日本では着物を着ていた時代、成長に応じて着物の仕立て方を変えていたので節目節目に成長を祝う場合着物が関わるケースが多く、七五三もその仲間です。
江戸時代頃になると女性の成人も「元服」と言うようになり、この場合は華やかな着物を地味な物に変え、髪型も大人しい形で飾りを控え、お歯黒といって歯を黒く染めるお化粧と「引眉」といって眉を剃るか抜いていたそうです。
女性の場合、結婚=成人の意味合いが強かったようで、元服ではなくお嫁に行く事で成人の化粧を始める事が多かったようです。女性の元服は当時としては結婚が遅めである16~20歳くらいの未婚の女性が既婚女性と同じ様な格好に変える節目として行われたようですよ。
「成人=大人として働く事ができる」定義の一つ
現在の日本では「成年」とは「単独で法律行為が行えるようになる年齢」であり、法で20歳と定められています。ですが、かつての日本では年齢ではなくできる仕事によって成年かどうかを定めていた地域もあったようですよ。
例として「米俵が一人で担げる」「田んぼ1反の田植えを一人で行う事ができる」など。「社会的に役割を果たせるようになった=成人」というルールです。現在、民法第4条で20歳が成年とされているのですが、元は明治9年に太政官布告第41号で「自今満弐拾年ヲ以テ丁年ト相定候」とされたのが始まりのようです。

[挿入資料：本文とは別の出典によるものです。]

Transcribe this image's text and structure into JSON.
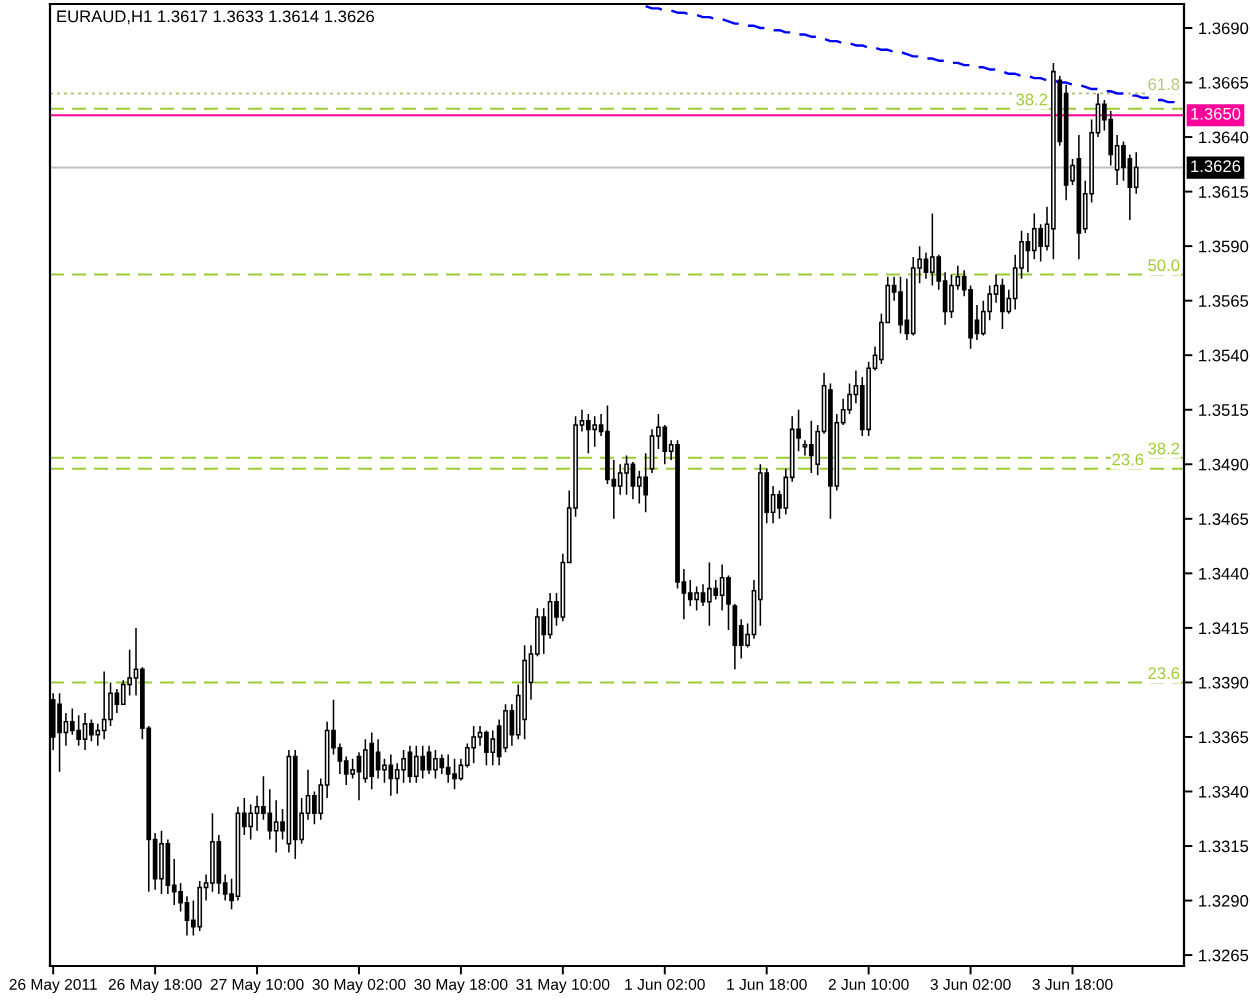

ちなみにこの当時、今のような成人式はありませんでした。その代わりとなったのが徴兵検査です。かつて第二次大戦前の日本には徴兵制があったので満20歳を迎えた男性は徴兵検査を受け、合格すれば兵役に就く義務がありました。
女性に徴兵はなかったのですが、やはりそれまでの時代のように「お嫁に行く=一人前」という認識で、十代後半頃から結婚するのも珍しくなかったそうですよ。それがつい最近の50年程前までは普通だったのかと思うとなんだか驚いてしまいますね。
現在の成人式の発祥は埼玉県蕨市から!
現在の成人式の発祥は昭和21年11月22日に現在の埼玉県蕨市に当たる北足立郡蕨町で、戦後の元気を失った町の若者を元気づけようとして行った「青年祭」と言われています。それが全国に広まり、昭和23年には国民の祝日にも取り入れられます。「これからの未来を支える青年に、大人となった自覚を持ってもらう事と励ます事」が目的とされています。
ちなみに日本のように成年となった事を国の祝日として祝う国はほとんどないそうです。また、国際法で「18歳までを児童とする」と定められててる事などから18歳が成年となっている国が多いそうですよ。
古い時代の成人の儀式は大人の服装に変える節目の役割がありましたが、現在では女性だけでなく男性も和服礼装を身につける機会の一つにもなっています。女性の振袖は長い袖が揺れる事で厄払いや清めの意味があるという説も。洋服の場合でも男性はこの機会にファーストスーツを作った、という方も多いのではないでしょうか?
現在の成人式は門出のお祝いという意味合いが強くなっているように感じますね。新成人の方も御家族の方も、無事に大人となる日を迎えられる喜びと共に、この大切な1日をお過ごし下さい。